On Campus

The Shakespearean Jack Layton

Like that of Henry V, Prince Jack’s passing leaves a big hole

Photo by Phil Kalina on Flickr

As a Shakespeare prof, I am always interested to see how the popular media represent my particular expertise, so this piece by Don Macpherson over at the National Post caught my eye. Macpherson suggests provocatively that the race to replace Jack Layton as NDP leader is a story worthy of Shakespeare — yet somehow the Bard of the St. Lawrence manages to get through the entire piece without mentioning a single Shakespearean play or character.

But the idea intrigued me, and since I have a passing knowledge of the Shakespeare canon, I wondered if there really was an instructive Shakespearean parallel here.

And I think there is. It’s the end of Henry V.

Without boring you with too many details (you have to shell out over a thousand bucks in tuition fees for that), let me tell you that Shakespeare’s Henry V was a heck of a guy. At first people thought he was a crazy radical, hanging with the wrong crowd and just not cut out to be king. But one day when the moment was right, he caught on, got the country behind him, and, against overwhelming odds, conquered the land of the French. Any of this sound familiar?

But Shakespeare’s Henry V ends on a sombre note. With barely time to savour his victory, Henry dies, and everyone knows that there is no one like him waiting in the wings. Sounding very familiar?

Following the death of Henry V, a terrible, divisive civil war breaks out (chronicled in three more plays) and it’s another generation before the path back to peace and prosperity can be found.

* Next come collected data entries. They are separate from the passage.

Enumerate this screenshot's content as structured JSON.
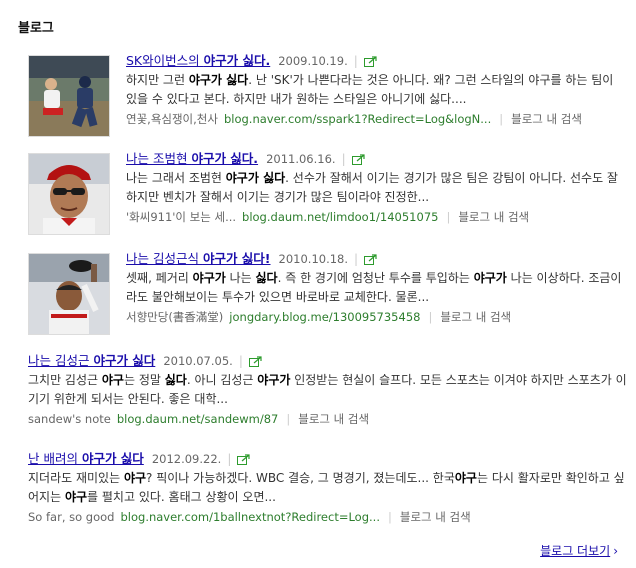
{
  "section_title": "블로그",
  "results": [
    {
      "title_pre": "SK와이번스의 ",
      "title_hl": "야구가 싫다.",
      "date": "2009.10.19.",
      "snippet": "하지만 그런 <b>야구가 싫다</b>. 난 'SK'가 나쁜다라는 것은 아니다. 왜? 그런 스타일의 야구를 하는 팀이 있을 수 있다고 본다. 하지만 내가 원하는 스타일은 아니기에 싫다....",
      "author": "연꽃,욕심쟁이,천사",
      "url": "blog.naver.com/sspark1?Redirect=Log&logN...",
      "blog_search": "블로그 내 검색",
      "thumb": "baseball-slide"
    },
    {
      "title_pre": "나는 조범현 ",
      "title_hl": "야구가 싫다.",
      "date": "2011.06.16.",
      "snippet": "나는 그래서 조범현 <b>야구가 싫다</b>. 선수가 잘해서 이기는 경기가 많은 팀은 강팀이 아니다. 선수도 잘하지만 벤치가 잘해서 이기는 경기가 많은 팀이라야 진정한...",
      "author": "'화씨911'이 보는 세...",
      "url": "blog.daum.net/limdoo1/14051075",
      "blog_search": "블로그 내 검색",
      "thumb": "manager-sunglasses"
    },
    {
      "title_pre": "나는 김성근식 ",
      "title_hl": "야구가 싫다!",
      "date": "2010.10.18.",
      "snippet": "셋째, 페거리 <b>야구가</b> 나는 <b>싫다</b>. 즉 한 경기에 엄청난 투수를 투입하는 <b>야구가</b> 나는 이상하다. 조금이라도 불안해보이는 투수가 있으면 바로바로 교체한다. 물론...",
      "author": "서향만당(書香滿堂)",
      "url": "jongdary.blog.me/130095735458",
      "blog_search": "블로그 내 검색",
      "thumb": "manager-cap"
    },
    {
      "title_pre": "나는 김성근 ",
      "title_hl": "야구가 싫다",
      "date": "2010.07.05.",
      "snippet": "그치만 김성근 <b>야구</b>는 정말 <b>싫다</b>. 아니 김성근 <b>야구가</b> 인정받는 현실이 슬프다. 모든 스포츠는 이겨야 하지만 스포츠가 이기기 위한게 되서는 안된다. 좋은 대학...",
      "author": "sandew's note",
      "url": "blog.daum.net/sandewm/87",
      "blog_search": "블로그 내 검색",
      "thumb": ""
    },
    {
      "title_pre": "난 배려의 ",
      "title_hl": "야구가 싫다",
      "date": "2012.09.22.",
      "snippet": "지더라도 재미있는 <b>야구</b>? 픽이나 가능하겠다. WBC 결승, 그 명경기, 졌는데도... 한국<b>야구</b>는 다시 활자로만 확인하고 싶어지는 <b>야구</b>를 펼치고 있다. 홈태그 상황이 오면...",
      "author": "So far, so good",
      "url": "blog.naver.com/1ballnextnot?Redirect=Log...",
      "blog_search": "블로그 내 검색",
      "thumb": ""
    }
  ],
  "more_link": "블로그 더보기",
  "more_chevron": "›"
}
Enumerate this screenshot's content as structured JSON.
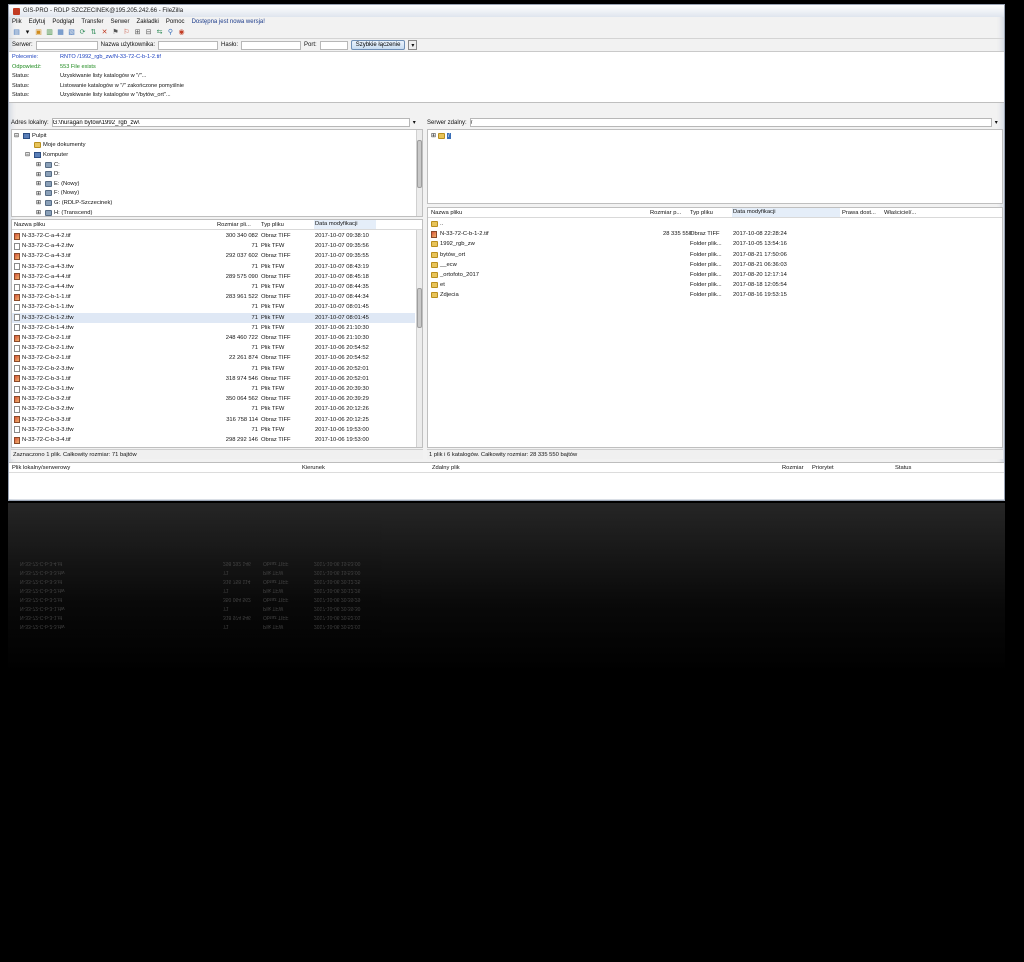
{
  "title": "GIS-PRO - RDLP SZCZECINEK@195.205.242.66 - FileZilla",
  "menu": [
    "Plik",
    "Edytuj",
    "Podgląd",
    "Transfer",
    "Serwer",
    "Zakładki",
    "Pomoc",
    "Dostępna jest nowa wersja!"
  ],
  "quickconnect": {
    "host_label": "Serwer:",
    "user_label": "Nazwa użytkownika:",
    "pass_label": "Hasło:",
    "port_label": "Port:",
    "button": "Szybkie łączenie"
  },
  "log": [
    {
      "label": "Polecenie:",
      "text": "RNTO /1992_rgb_zw/N-33-72-C-b-1-2.tif",
      "color": "#1a3fbf"
    },
    {
      "label": "Odpowiedź:",
      "text": "553 File exists",
      "color": "#1e8a1e"
    },
    {
      "label": "Status:",
      "text": "Uzyskiwanie listy katalogów w \"/\"...",
      "color": "#111111"
    },
    {
      "label": "Status:",
      "text": "Listowanie katalogów w \"/\" zakończone pomyślnie",
      "color": "#111111"
    },
    {
      "label": "Status:",
      "text": "Uzyskiwanie listy katalogów w \"/bytów_ort\"...",
      "color": "#111111"
    },
    {
      "label": "Status:",
      "text": "Listowanie katalogów w \"/bytów_ort\" zakończone pomyślnie",
      "color": "#111111"
    }
  ],
  "local": {
    "addr_label": "Adres lokalny:",
    "addr_value": "G:\\huragan bytów\\1992_rgb_zw\\",
    "tree": [
      {
        "label": "Pulpit",
        "indent": 0,
        "icon": "desktop",
        "exp": "⊟"
      },
      {
        "label": "Moje dokumenty",
        "indent": 1,
        "icon": "folder",
        "exp": ""
      },
      {
        "label": "Komputer",
        "indent": 1,
        "icon": "computer",
        "exp": "⊟"
      },
      {
        "label": "C:",
        "indent": 2,
        "icon": "drive",
        "exp": "⊞"
      },
      {
        "label": "D:",
        "indent": 2,
        "icon": "drive",
        "exp": "⊞"
      },
      {
        "label": "E: (Nowy)",
        "indent": 2,
        "icon": "drive",
        "exp": "⊞"
      },
      {
        "label": "F: (Nowy)",
        "indent": 2,
        "icon": "drive",
        "exp": "⊞"
      },
      {
        "label": "G: (RDLP-Szczecinek)",
        "indent": 2,
        "icon": "drive",
        "exp": "⊞"
      },
      {
        "label": "H: (Transcend)",
        "indent": 2,
        "icon": "drive",
        "exp": "⊞"
      }
    ],
    "columns": [
      "Nazwa pliku",
      "Rozmiar pli...",
      "Typ pliku",
      "Data modyfikacji"
    ],
    "files": [
      {
        "name": "N-33-72-C-a-4-2.tif",
        "size": "300 340 082",
        "type": "Obraz TIFF",
        "date": "2017-10-07 09:38:10"
      },
      {
        "name": "N-33-72-C-a-4-2.tfw",
        "size": "71",
        "type": "Plik TFW",
        "date": "2017-10-07 09:35:56"
      },
      {
        "name": "N-33-72-C-a-4-3.tif",
        "size": "292 037 602",
        "type": "Obraz TIFF",
        "date": "2017-10-07 09:35:55"
      },
      {
        "name": "N-33-72-C-a-4-3.tfw",
        "size": "71",
        "type": "Plik TFW",
        "date": "2017-10-07 08:43:19"
      },
      {
        "name": "N-33-72-C-a-4-4.tif",
        "size": "289 575 090",
        "type": "Obraz TIFF",
        "date": "2017-10-07 08:45:18"
      },
      {
        "name": "N-33-72-C-a-4-4.tfw",
        "size": "71",
        "type": "Plik TFW",
        "date": "2017-10-07 08:44:35"
      },
      {
        "name": "N-33-72-C-b-1-1.tif",
        "size": "283 961 522",
        "type": "Obraz TIFF",
        "date": "2017-10-07 08:44:34"
      },
      {
        "name": "N-33-72-C-b-1-1.tfw",
        "size": "71",
        "type": "Plik TFW",
        "date": "2017-10-07 08:01:45"
      },
      {
        "name": "N-33-72-C-b-1-2.tfw",
        "size": "71",
        "type": "Plik TFW",
        "date": "2017-10-07 08:01:45"
      },
      {
        "name": "N-33-72-C-b-1-4.tfw",
        "size": "71",
        "type": "Plik TFW",
        "date": "2017-10-06 21:10:30"
      },
      {
        "name": "N-33-72-C-b-2-1.tif",
        "size": "248 460 722",
        "type": "Obraz TIFF",
        "date": "2017-10-06 21:10:30"
      },
      {
        "name": "N-33-72-C-b-2-1.tfw",
        "size": "71",
        "type": "Plik TFW",
        "date": "2017-10-06 20:54:52"
      },
      {
        "name": "N-33-72-C-b-2-1.tif",
        "size": "22 261 874",
        "type": "Obraz TIFF",
        "date": "2017-10-06 20:54:52"
      },
      {
        "name": "N-33-72-C-b-2-3.tfw",
        "size": "71",
        "type": "Plik TFW",
        "date": "2017-10-06 20:52:01"
      },
      {
        "name": "N-33-72-C-b-3-1.tif",
        "size": "318 974 546",
        "type": "Obraz TIFF",
        "date": "2017-10-06 20:52:01"
      },
      {
        "name": "N-33-72-C-b-3-1.tfw",
        "size": "71",
        "type": "Plik TFW",
        "date": "2017-10-06 20:39:30"
      },
      {
        "name": "N-33-72-C-b-3-2.tif",
        "size": "350 064 562",
        "type": "Obraz TIFF",
        "date": "2017-10-06 20:39:29"
      },
      {
        "name": "N-33-72-C-b-3-2.tfw",
        "size": "71",
        "type": "Plik TFW",
        "date": "2017-10-06 20:12:26"
      },
      {
        "name": "N-33-72-C-b-3-3.tif",
        "size": "316 758 114",
        "type": "Obraz TIFF",
        "date": "2017-10-06 20:12:25"
      },
      {
        "name": "N-33-72-C-b-3-3.tfw",
        "size": "71",
        "type": "Plik TFW",
        "date": "2017-10-06 19:53:00"
      },
      {
        "name": "N-33-72-C-b-3-4.tif",
        "size": "298 292 146",
        "type": "Obraz TIFF",
        "date": "2017-10-06 19:53:00"
      }
    ],
    "status": "Zaznaczono 1 plik. Całkowity rozmiar: 71 bajtów"
  },
  "remote": {
    "addr_label": "Serwer zdalny:",
    "addr_value": "/",
    "columns": [
      "Nazwa pliku",
      "Rozmiar p...",
      "Typ pliku",
      "Data modyfikacji",
      "Prawa dost...",
      "Właściciel/..."
    ],
    "files": [
      {
        "name": "..",
        "size": "",
        "type": "",
        "date": ""
      },
      {
        "name": "N-33-72-C-b-1-2.tif",
        "size": "28 335 550",
        "type": "Obraz TIFF",
        "date": "2017-10-08 22:28:24"
      },
      {
        "name": "1992_rgb_zw",
        "size": "",
        "type": "Folder plik...",
        "date": "2017-10-05 13:54:16"
      },
      {
        "name": "bytów_ort",
        "size": "",
        "type": "Folder plik...",
        "date": "2017-08-21 17:50:06"
      },
      {
        "name": "__ecw",
        "size": "",
        "type": "Folder plik...",
        "date": "2017-08-21 06:36:03"
      },
      {
        "name": "_ortofoto_2017",
        "size": "",
        "type": "Folder plik...",
        "date": "2017-08-20 12:17:14"
      },
      {
        "name": "et",
        "size": "",
        "type": "Folder plik...",
        "date": "2017-08-18 12:05:54"
      },
      {
        "name": "Zdjecia",
        "size": "",
        "type": "Folder plik...",
        "date": "2017-08-16 19:53:15"
      }
    ],
    "status": "1 plik i 6 katalogów. Całkowity rozmiar: 28 335 550 bajtów"
  },
  "queue": {
    "columns": [
      "Plik lokalny/serwerowy",
      "Kierunek",
      "Zdalny plik",
      "Rozmiar",
      "Priorytet",
      "Status"
    ]
  }
}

I won’t labour the point by trying to match up every NDP hopeful with a Shakespearean counterpart (is Thomas Mulcair destined to be the tyrannical Richard III?), but the lesson that Shakespeare draws from Henry V should not be ignored. Shakespeare’s point is that a dynamic, charismatic leader is a wonderful thing. He can do what others didn’t even dream of. But such leaders, by virtue of their own greatness, unintentionally set a dangerous trap for the future. Shakespeare saw that no man can cheat death, and the bigger the man, the bigger the void he leaves behind.

The New Democrats find themselves staring into just such a void and on the verge of their own civil war. The rest of us will have to be content to chronicle it as best we can. Oh, for a muse of fire…

Todd Pettigrew (PhD) is an Associate Professor of English at Cape Breton University.